Croatian National Corpus v3.0 is online and is accessible through new interface Bonito2 at this address.

What is the Croatian National Corpus?

Croatian National Corpus (HNK) is a systematized collection of selected texts mainly written in contemporary Croatian covering different media, genres, styles, fields and topics. The Corpus is accompanied by additional linguistic and non-linguistic data and stored in a database on our server which can be accessed with the search client program Bonito.

To whom it could be useful?

HNK is publicly available for research, education and other non-commercial purposes. Commercial users should register and subscribe in order to get their user account and password.

Corpus is published "as-it-is" in the form available for search, but it could be also be subsumed to a changes without obligation for prior notice to users.
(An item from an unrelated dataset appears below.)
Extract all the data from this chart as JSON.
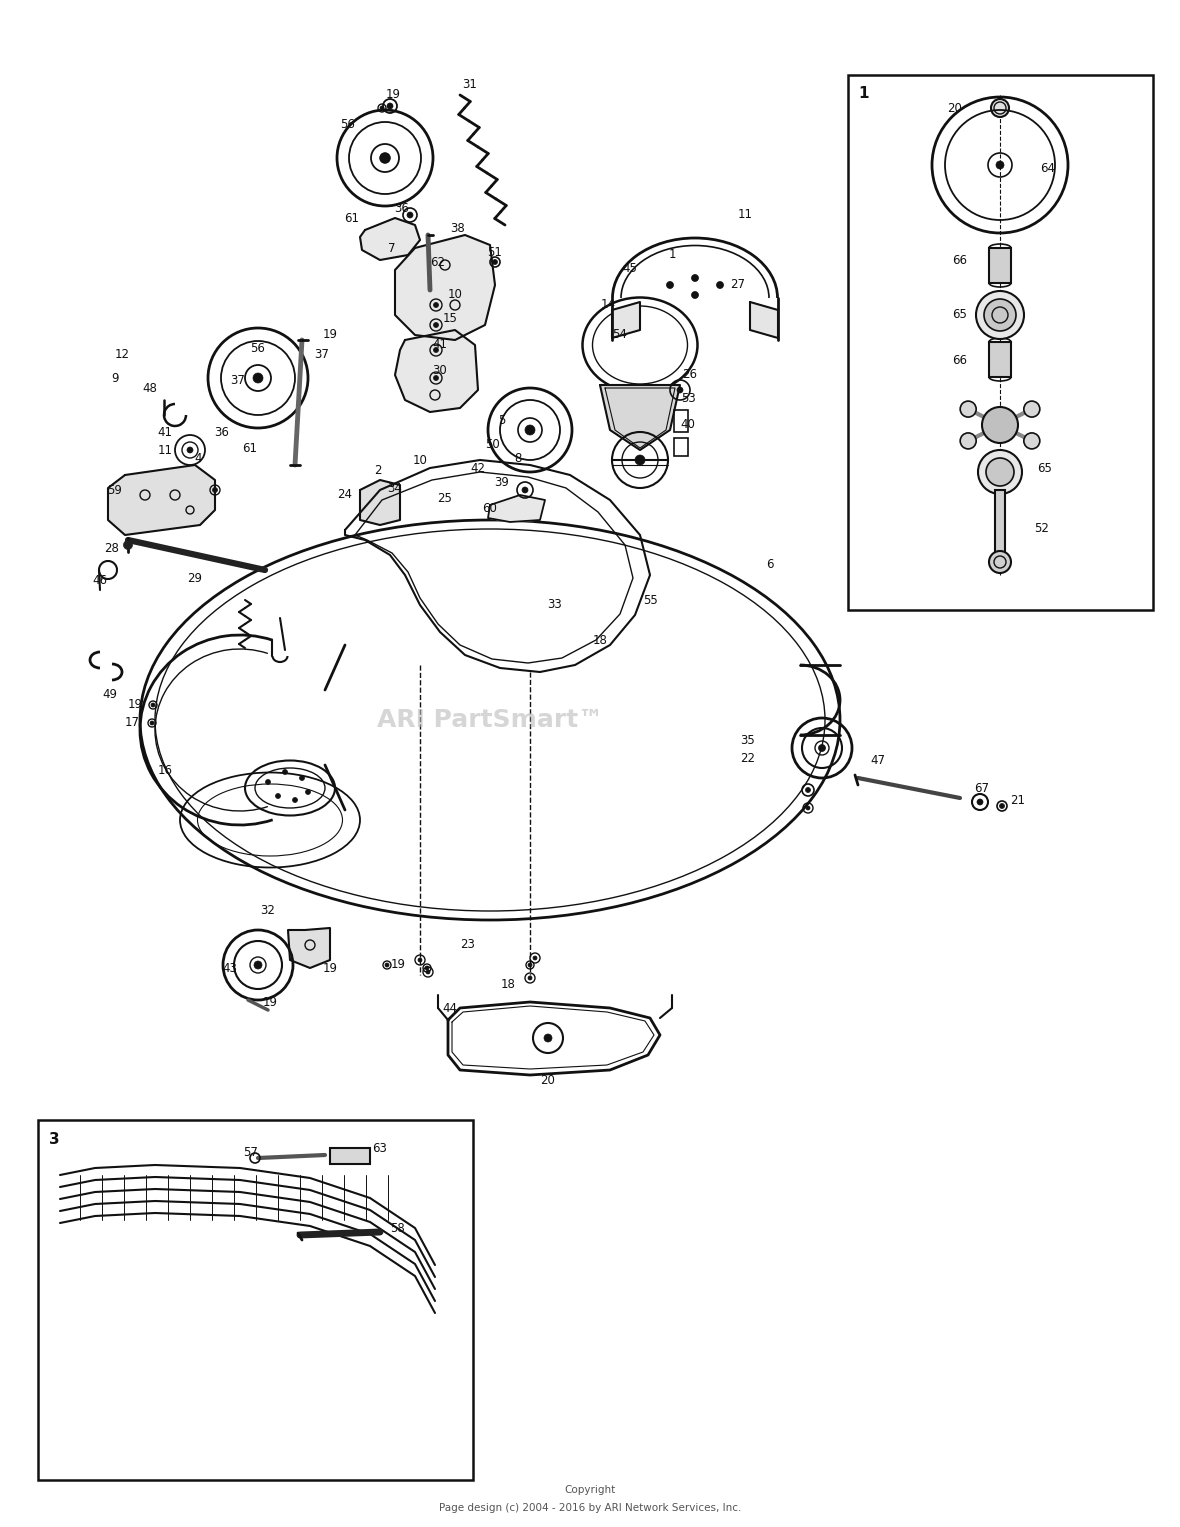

The list of (new) sources will be always available.

Provisional access

While the Corpus is still being collected, the temporary provisional access has been granted without any registration. This acces is available with guest account and without password. However, this access is limited in options for ad hoc subcorpora generation according to selected criteria. It is also limited in options for complex queries.

How big is HNK?

At the moment, HNK has 216.8 million tokens.

How can you make a reference to HNK?

Tadić, Marko (2009) New version of the Croatian National Corpus. In: Hlaváčková, Dana ; Horák, Aleš ; Osolsobě, Klara ; Rychlý, Pavel (eds.) After Half a Century of Slavonic Natural Language Processing. Masaryk University, Brno, pp. 199-205.